Export Formats - FromThePage Blog

FromThePage provides a variety of export formats. The following list explains what each one is.

Verbatim Plaintext

This plaintext file will represent line breaks with single newline, paragraph breaks with a double newline, and page breaks with a triple newline. It will contain the verbatim text, with all formatting, emendation, and subject linking stripped out.

TEI-XML

This may be useful to editors who plan to do further mark-up within TEI-XML editors like Oxygen.

HTML

This may be useful for preservation in other systems or as a starting point for display on another website.

Emended Plaintext

Like the verbatim plaintext, this plaintext file will represent line breaks with single newline, paragraph breaks with a double newline, and page breaks with a triple newline. It differs from the verbatim text, in that normalization will be applied to all subjects mentioned, so that while the verbatim text may read "I greeted Mr. Jones and his wife this morning.", the emended plaintext will read "I greeted James Jones and Elizabeth Smith Jones this morning". This artificial text is useful for programmatic analysis, but is not meant to be read by humans.
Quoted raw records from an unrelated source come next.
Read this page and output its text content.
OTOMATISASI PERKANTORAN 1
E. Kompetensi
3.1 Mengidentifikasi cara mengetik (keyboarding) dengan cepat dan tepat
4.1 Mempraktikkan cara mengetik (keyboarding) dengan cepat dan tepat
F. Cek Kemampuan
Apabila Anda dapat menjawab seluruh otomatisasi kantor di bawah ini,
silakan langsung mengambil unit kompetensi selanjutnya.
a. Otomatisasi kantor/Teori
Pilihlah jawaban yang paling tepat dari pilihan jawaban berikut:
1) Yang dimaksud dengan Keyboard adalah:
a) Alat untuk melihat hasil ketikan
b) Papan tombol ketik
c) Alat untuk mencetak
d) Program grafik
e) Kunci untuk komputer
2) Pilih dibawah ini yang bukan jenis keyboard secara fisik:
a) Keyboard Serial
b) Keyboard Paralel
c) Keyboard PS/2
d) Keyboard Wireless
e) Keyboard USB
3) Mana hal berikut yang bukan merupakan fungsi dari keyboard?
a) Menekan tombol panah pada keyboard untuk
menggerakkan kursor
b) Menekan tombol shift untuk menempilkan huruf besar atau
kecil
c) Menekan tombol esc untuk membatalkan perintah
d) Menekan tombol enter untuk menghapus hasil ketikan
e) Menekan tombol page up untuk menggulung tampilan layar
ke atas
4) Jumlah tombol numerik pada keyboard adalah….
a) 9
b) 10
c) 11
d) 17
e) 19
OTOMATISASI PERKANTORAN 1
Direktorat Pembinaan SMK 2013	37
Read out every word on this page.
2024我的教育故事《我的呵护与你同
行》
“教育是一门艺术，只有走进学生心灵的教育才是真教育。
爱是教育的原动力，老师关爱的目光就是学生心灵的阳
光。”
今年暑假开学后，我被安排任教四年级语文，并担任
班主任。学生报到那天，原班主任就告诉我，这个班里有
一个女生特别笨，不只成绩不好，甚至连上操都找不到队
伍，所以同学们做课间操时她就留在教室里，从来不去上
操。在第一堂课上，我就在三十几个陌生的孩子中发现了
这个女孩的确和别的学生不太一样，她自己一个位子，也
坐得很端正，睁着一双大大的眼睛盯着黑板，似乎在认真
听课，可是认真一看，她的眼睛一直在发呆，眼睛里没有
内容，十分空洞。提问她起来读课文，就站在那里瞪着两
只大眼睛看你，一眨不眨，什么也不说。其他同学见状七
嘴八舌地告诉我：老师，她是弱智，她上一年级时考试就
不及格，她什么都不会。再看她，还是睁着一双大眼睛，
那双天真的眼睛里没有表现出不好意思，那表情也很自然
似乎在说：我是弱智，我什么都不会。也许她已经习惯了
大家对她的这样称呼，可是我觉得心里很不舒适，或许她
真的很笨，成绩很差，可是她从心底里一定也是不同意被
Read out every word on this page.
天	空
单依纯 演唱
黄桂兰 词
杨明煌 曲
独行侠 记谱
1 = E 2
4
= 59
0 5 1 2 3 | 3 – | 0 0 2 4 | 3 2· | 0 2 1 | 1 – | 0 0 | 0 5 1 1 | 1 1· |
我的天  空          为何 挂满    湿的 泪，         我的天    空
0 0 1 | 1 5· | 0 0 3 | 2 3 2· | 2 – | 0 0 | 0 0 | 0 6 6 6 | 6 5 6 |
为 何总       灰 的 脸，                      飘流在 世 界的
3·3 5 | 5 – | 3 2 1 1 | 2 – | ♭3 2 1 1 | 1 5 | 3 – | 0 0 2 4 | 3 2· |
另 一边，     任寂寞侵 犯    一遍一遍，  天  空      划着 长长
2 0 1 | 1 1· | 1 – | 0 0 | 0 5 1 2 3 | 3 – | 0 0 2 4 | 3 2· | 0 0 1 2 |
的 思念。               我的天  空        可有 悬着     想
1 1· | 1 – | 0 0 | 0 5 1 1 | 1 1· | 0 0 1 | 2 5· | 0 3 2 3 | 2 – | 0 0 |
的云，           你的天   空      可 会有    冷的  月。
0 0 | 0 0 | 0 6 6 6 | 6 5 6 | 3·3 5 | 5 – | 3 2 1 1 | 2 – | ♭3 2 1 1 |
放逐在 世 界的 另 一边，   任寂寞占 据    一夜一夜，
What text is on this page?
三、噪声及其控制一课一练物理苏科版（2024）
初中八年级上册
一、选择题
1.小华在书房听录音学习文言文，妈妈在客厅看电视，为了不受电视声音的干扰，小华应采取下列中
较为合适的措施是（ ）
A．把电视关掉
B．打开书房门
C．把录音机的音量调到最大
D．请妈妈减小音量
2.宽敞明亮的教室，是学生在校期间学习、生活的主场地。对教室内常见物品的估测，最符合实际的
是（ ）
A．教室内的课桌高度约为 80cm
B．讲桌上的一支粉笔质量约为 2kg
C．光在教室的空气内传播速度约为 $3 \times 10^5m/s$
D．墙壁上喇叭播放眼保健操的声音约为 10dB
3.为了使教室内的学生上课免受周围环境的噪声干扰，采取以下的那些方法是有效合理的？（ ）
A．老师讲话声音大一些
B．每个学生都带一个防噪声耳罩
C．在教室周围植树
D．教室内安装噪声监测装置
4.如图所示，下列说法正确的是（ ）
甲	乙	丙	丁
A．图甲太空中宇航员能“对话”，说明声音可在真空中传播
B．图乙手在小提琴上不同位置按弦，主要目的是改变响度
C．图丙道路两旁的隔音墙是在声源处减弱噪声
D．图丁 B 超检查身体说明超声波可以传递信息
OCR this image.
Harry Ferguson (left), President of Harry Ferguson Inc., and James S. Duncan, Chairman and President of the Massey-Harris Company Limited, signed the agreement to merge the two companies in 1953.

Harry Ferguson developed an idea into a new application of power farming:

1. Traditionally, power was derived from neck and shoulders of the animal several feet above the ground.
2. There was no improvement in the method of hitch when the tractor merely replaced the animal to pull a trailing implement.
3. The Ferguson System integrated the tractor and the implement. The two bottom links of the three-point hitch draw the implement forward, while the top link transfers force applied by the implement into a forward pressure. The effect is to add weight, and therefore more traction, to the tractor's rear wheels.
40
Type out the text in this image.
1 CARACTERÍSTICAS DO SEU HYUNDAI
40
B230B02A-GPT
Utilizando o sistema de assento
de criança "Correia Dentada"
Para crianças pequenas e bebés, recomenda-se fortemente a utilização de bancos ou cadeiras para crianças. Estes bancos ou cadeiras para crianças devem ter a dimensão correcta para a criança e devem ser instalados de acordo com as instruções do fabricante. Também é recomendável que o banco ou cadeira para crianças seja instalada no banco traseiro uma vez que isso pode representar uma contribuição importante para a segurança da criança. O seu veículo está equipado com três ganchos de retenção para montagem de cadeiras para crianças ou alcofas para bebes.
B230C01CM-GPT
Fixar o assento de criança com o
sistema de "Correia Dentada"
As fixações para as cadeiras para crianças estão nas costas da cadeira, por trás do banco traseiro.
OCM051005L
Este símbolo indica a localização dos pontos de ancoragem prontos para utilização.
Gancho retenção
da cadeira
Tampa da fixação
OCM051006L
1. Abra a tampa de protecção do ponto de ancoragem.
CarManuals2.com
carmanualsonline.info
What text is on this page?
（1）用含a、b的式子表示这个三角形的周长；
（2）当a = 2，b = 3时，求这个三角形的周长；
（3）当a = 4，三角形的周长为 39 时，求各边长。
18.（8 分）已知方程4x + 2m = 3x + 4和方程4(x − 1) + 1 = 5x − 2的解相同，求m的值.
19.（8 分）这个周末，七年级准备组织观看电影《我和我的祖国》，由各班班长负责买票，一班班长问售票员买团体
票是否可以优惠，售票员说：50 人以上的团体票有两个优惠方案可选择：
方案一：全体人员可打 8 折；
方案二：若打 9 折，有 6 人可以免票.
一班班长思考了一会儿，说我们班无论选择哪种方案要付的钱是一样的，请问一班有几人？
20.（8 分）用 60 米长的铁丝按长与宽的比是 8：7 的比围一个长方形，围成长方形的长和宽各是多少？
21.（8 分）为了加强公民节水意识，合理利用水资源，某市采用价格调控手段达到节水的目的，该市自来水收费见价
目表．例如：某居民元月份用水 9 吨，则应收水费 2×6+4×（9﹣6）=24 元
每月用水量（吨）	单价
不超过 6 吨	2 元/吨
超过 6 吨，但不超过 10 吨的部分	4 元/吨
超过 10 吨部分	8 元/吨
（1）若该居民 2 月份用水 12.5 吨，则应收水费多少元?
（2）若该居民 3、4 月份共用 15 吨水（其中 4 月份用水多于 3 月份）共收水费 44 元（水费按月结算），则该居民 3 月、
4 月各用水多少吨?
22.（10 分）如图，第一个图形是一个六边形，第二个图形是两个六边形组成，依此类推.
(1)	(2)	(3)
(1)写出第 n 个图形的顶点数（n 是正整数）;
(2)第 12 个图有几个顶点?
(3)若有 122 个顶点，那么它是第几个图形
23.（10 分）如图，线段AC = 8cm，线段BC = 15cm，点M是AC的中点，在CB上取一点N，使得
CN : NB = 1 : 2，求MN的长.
Verbatim Translation Plaintext

Identical to the verbatim plaintext in formatting, but containing the text of the translation (rather than the original language) for works which support translation.

Emended Translation Plaintext

An emended plaintext version (see above) of the translation of the work will be available at this URL. This element is not included for works that do not have translation enabled.

Plaintext for full-text search

A plaintext version of the work optimized for full-text search will be available at this URL. This version contains a verbatim plaintext transcript of each page (as described above), except that words broken by hyphenated newlines are joined together, and a list of the canonical names mentioned within each page is appended to the end of the page. The example text would be rendered as

I greeted Mr. Jones and his wife this morning.

James Jones
Elizabeth Smith Jones

Text PDF

A PDF file containing text transcripts.

Text DOCX

An MS-Word (.docx) file containing text transcripts.

Facing Edition PDF

A PDF file containing images and transcripts on facing pages.

Table/Field CSV

Exports a spreadsheet with field-based or tabular data.

Work Metadata CSV

A spreadsheet listing each work with page counts and metadata.

Static Site

A static Jekyll website containing the entire edition

Subject CSV

The existing CSV export of subjects mentioned within the work.